Many countries have closed down public schools and daycares until April, and post secondary institutions have moved their classes online. Big social events, such as Broadway shows, concerts, and the NBA have been cancelled. In general, any event with over 250 attendees are being pushed to cancel or postpone.
Big companies, such as Apple and Nike, have closed their stores until April, and other corporations are having their employees work from home.

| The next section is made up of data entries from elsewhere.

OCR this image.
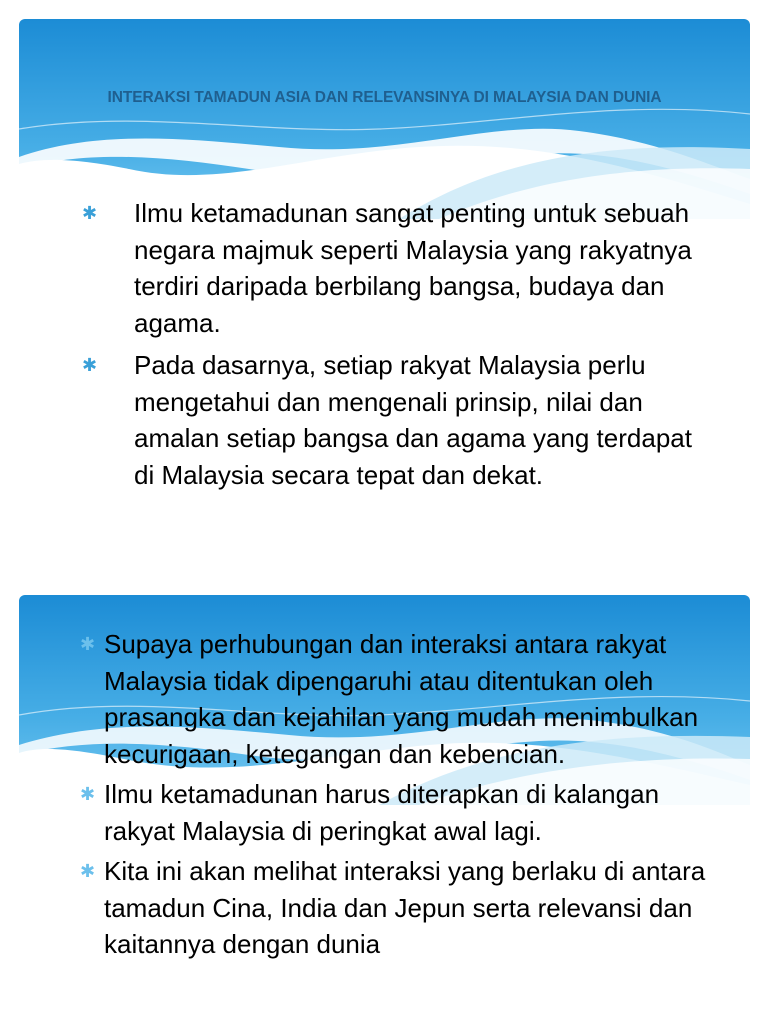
INTERAKSI TAMADUN ASIA DAN RELEVANSINYA DI MALAYSIA DAN DUNIA
✱ Ilmu ketamadunan sangat penting untuk sebuah negara majmuk seperti Malaysia yang rakyatnya terdiri daripada berbilang bangsa, budaya dan agama.
✱ Pada dasarnya, setiap rakyat Malaysia perlu mengetahui dan mengenali prinsip, nilai dan amalan setiap bangsa dan agama yang terdapat di Malaysia secara tepat dan dekat.
✱ Supaya perhubungan dan interaksi antara rakyat Malaysia tidak dipengaruhi atau ditentukan oleh prasangka dan kejahilan yang mudah menimbulkan kecurigaan, ketegangan dan kebencian.
✱ Ilmu ketamadunan harus diterapkan di kalangan rakyat Malaysia di peringkat awal lagi.
✱ Kita ini akan melihat interaksi yang berlaku di antara tamadun Cina, India dan Jepun serta relevansi dan kaitannya dengan dunia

Smaller stores that can’t afford to close down are cutting back their hours, and restaurants are switching to take out or delivery only.
Essential businesses such as pharmacies and grocery stores will generally stay open during this time.
For those in our city, Toronto, you can check our Global News for a current list of what is closed or cancelled during this time.
How can I prepare?
Everyone is recommended to stay at home if they can to help prevent further spread of this virus. To prepare for temporary quarantine, it is suggested to stock up on the essentials, especially canned and frozen goods that will last longer. However, you should not resort to panic buying and hoarding. If everyone works together, we can get rid of the virus faster.
Although this may seem like a scary time, do be assured that it isn’t as bad as social media is making it out to seem. If you are not in the ‘at-risk’ group, you have high chances of recovering if you did catch it. Countries are going into lock down and urging everyone to stay at home so the virus can be contained and stop spreading.
The best thing you can do at this time is keep updated with the news, practice proper hygiene, avoid social events, and keep your distance from other people. As places close and people stay home, the faster we can get rid of the virus.